She smiled. “I’ve been waiting all that time for someone to come walking through the door and start asking questions about Michael O’Connell. I just never thought it would be someone considering giving him a job. Figured it would be the police.”

“You seem very certain.”

The woman smiled. “I was once his teacher. Eleventh-grade English. And he made a distinct impression. Over the years, there have been a dozen or so whom one never forgets. Half of those for the right reasons, half for the wrong. Will he be working in an office with young women?”

“Yes. Why?”

“He always seemed to make the girls here uncomfortable. And yet, they were drawn to him, as well. I could never quite figure it out. Why would you be attracted to someone you knew would cause you trouble?”

“I don’t know. Maybe I should talk with some of them?”
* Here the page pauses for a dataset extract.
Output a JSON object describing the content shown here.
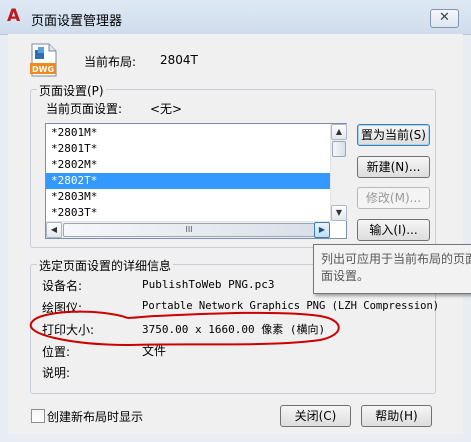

“Sure. But after all this time, who knows where they might be? Anyway, I doubt you can find too many people willing to talk about Michael. As I said, he made an impression.”

“His family?”

“That’s his home address. Like I said, I don’t know if his father still lives there. You can check.”

“Mother?”

“She was out of the picture years ago. I never got the full story, but…”

“But what?”

The woman stiffened abruptly. “I understand she died when he was little. Ten maybe? Maybe thirteen? I don’t think I should say anything else. I’ve already said too much. You don’t need my name, do you?”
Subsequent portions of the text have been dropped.